I think this inequality have other simple methods.Thank you

It is said can use integral inequality,But I can't

In fact,we have $$\tan{(\sin{x})}-\sin{(\tan{x})}=\dfrac{1}{30}x^7+o(x^7),x\to 0$$ can see:How find this limit $\lim_{x\to 0^{+}}\dfrac{\sin{(\tan{x})}-\tan{(\sin{x})}}{x^7}$

• Will you award the bounty this time? – Jack D'Aurizio Mar 10 '14 at 10:37
• Hello,It must!Thank you – math110 Mar 10 '14 at 11:49

I think I got a very nice proof.

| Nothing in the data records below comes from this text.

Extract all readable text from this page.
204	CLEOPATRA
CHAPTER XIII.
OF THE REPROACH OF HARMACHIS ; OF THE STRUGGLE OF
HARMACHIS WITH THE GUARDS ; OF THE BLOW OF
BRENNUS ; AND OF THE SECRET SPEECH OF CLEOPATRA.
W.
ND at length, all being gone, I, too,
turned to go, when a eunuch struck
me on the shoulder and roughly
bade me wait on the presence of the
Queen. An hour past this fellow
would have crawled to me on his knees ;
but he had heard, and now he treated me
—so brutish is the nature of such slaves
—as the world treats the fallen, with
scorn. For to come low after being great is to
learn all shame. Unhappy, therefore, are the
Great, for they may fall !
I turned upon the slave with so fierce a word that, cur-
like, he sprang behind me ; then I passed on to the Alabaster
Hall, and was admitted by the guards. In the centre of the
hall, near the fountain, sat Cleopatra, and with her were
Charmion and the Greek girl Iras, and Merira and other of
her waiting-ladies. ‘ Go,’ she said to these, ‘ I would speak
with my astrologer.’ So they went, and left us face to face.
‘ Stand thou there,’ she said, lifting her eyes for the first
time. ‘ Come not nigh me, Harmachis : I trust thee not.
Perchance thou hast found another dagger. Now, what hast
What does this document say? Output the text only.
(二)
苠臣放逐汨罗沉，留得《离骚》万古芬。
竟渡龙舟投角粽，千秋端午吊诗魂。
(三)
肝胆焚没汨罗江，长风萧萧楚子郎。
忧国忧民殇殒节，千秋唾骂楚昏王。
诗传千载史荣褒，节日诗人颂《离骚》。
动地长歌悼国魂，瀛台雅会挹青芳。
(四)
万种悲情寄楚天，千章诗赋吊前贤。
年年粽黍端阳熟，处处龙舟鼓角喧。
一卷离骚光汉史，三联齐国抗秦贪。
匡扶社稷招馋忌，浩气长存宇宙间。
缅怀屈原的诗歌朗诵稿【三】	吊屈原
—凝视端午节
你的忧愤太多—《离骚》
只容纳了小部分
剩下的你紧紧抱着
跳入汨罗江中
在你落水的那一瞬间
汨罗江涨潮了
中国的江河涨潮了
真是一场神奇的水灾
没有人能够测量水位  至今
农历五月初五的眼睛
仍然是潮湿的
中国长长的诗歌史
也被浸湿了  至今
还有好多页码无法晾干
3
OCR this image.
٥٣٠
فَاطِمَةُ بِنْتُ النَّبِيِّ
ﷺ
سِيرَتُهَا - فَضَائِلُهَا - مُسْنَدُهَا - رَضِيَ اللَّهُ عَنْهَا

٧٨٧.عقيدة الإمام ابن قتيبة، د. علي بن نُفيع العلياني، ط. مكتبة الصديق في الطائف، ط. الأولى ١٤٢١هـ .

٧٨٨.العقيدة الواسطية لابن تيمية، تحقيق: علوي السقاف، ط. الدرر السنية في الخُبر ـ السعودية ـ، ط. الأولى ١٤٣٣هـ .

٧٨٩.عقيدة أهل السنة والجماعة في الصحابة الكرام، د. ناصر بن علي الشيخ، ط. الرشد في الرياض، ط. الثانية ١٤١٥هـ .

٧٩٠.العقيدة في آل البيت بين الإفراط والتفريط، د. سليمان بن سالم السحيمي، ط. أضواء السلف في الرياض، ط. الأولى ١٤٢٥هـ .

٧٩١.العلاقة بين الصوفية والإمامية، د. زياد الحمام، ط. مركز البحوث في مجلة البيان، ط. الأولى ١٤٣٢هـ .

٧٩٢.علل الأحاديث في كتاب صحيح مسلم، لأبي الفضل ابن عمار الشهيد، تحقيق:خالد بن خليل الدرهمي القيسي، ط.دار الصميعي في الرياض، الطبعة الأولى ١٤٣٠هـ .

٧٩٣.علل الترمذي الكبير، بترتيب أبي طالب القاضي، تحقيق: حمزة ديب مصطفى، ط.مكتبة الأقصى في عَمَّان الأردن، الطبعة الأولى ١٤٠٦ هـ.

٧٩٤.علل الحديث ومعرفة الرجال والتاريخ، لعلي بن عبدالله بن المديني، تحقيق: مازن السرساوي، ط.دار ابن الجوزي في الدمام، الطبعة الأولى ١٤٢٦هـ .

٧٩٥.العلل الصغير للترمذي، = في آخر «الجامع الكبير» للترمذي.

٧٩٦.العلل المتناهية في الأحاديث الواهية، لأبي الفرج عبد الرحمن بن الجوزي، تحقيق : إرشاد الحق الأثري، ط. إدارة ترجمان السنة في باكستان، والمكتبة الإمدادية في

Consider that: $$\tan(\sin x)=\int_{0}^{\sin x}\frac{d\theta}{\cos^2\theta}=\int_{0}^{\sin x}\frac{d\theta}{1-\sin^2\theta}=\int_{0}^{x}\frac{\cos\psi\,d\psi}{\cos^2(\sin\psi)},$$ while: $$\sin(\tan x)=\int_{0}^{\tan x}\cos\theta\,d\theta = \int_{0}^{x}\frac{\cos(\tan\psi)\,d\psi}{\cos^2\psi}.$$ Since for any $x>1$ we have: $$\tan(\sin x)>\tan(\sin 1)>\frac{19}{17},\qquad \sin(\tan x)\leq 1,$$ we just have to prove that for any $\theta\in[0,1]$ $$\cos^3\theta \geq \cos(\tan\theta)\cos^2(\sin\theta)\tag{1}$$ holds, or, for any $u\in[0,\tan 1]$: $$\frac{1}{(1+u^2)^{3/2}}\geq \cos(u)\cos^2\left(\frac{u}{\sqrt{1+u^2}}\right).\tag{2}$$ Since $\log\cos x$ is a concave function on that interval, we only need to prove: $$\forall u\in[0,\tan 1],\qquad (1+u^2)\cdot\cos^2\left(\frac{1}{3}\left(u+\frac{2u}{\sqrt{1+u^2}}\right)\right)\leq 1,$$ or: $$\forall \theta\in[0,1],\qquad \cos^2\left(\frac{\tan\theta+2\sin\theta}{3}\right)\leq \cos^2\theta,$$ $$\forall \theta\in[0,1],\qquad \tan\theta + 2\sin\theta \geq 3\theta.\tag{3}$$ The last inequality is true for sure since, by the AM-GM inequality, $$\frac{1}{\theta}\int_{0}^{\theta}\left(\frac{1}{\cos^2 u}+2\cos u\right)\,du\geq 3.$$